27-Apr-2011 | News-Press Release

Porus Mistry ‘s Updates : Interest Rate Swaps (IRS) in India

Interest Rate Swaps are nascent in India. The market deepened only after RBI allowed corporate

and mutual funds to participate in the market sometime in late 1999. Unfortunately the market has

not seen too much development and activity has been restricted between a handful of foreign and

private sector banks and a few large corporate. The shallowness of the market is also evident in the

wide prices that prevail in the market.


The major roadblock in development of the market has been inadequate benchmark floating rates.

Almost all the IRS deals that have been done till date have been benchmarked on overnight MIBOR

(Mumbai Overnight Borrowing Rate), released either by the NSE or Reuters, with the former being

more popular. This has effectively truncated the IRS market in India to that of an OIS (Overnight

Indexed Swap). Of late some swap deals have been reported in which longer term benchmarks have

been used like 90 day Reuters CP Rate (GE Capital) and 5 Year GOI Rate (IL & FS), but these deals

continue to remain sporadic in nature.


Porus Mistry ‘s Update : Regulations and Documentations for Interest Rate Swaps (IRS)
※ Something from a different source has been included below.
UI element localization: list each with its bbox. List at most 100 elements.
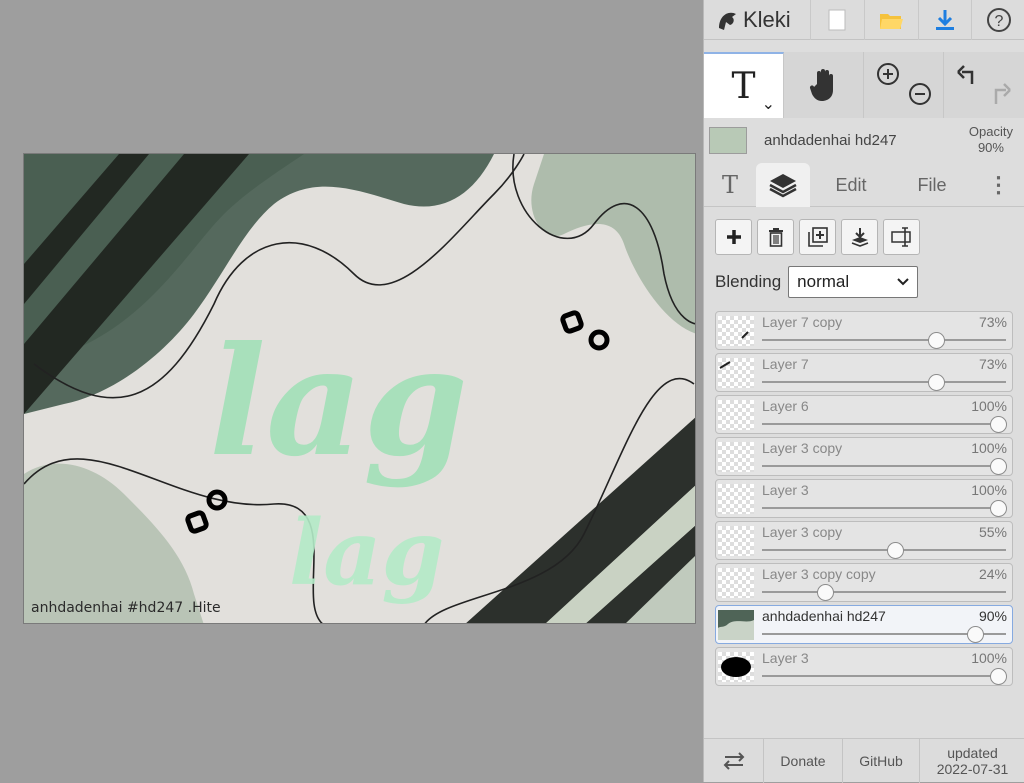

Regulations for transacting IRS are governed by the Reserve Bank of India.

Foremost, a company needs to have sanctioned lines from Institutions / Banks for transacting IRS.

(Given that IRS are low risk products due to netting conventions, Banks readily sanction such lines)

As far as risk hedging goes, only balance sheet risk can be hedged and the company has to provide

a declaration to that effect while transacting the product. The most important documentation for

conducting the IRS (or any derivative for that matter), is signing the ISDA (International Swap and

Derivatives Dealers Association).


This is a compendium of all the features of the transaction as its risk. The document also clearly

defines various terms that form a part of the transaction and defines the financial liabilities of

the transacting parties. While the ISDA is a standard document for any Institution, the document

typically carries an Annexure that is more specific about the financial liabilities and risk which are

peculiar to the transacting parties.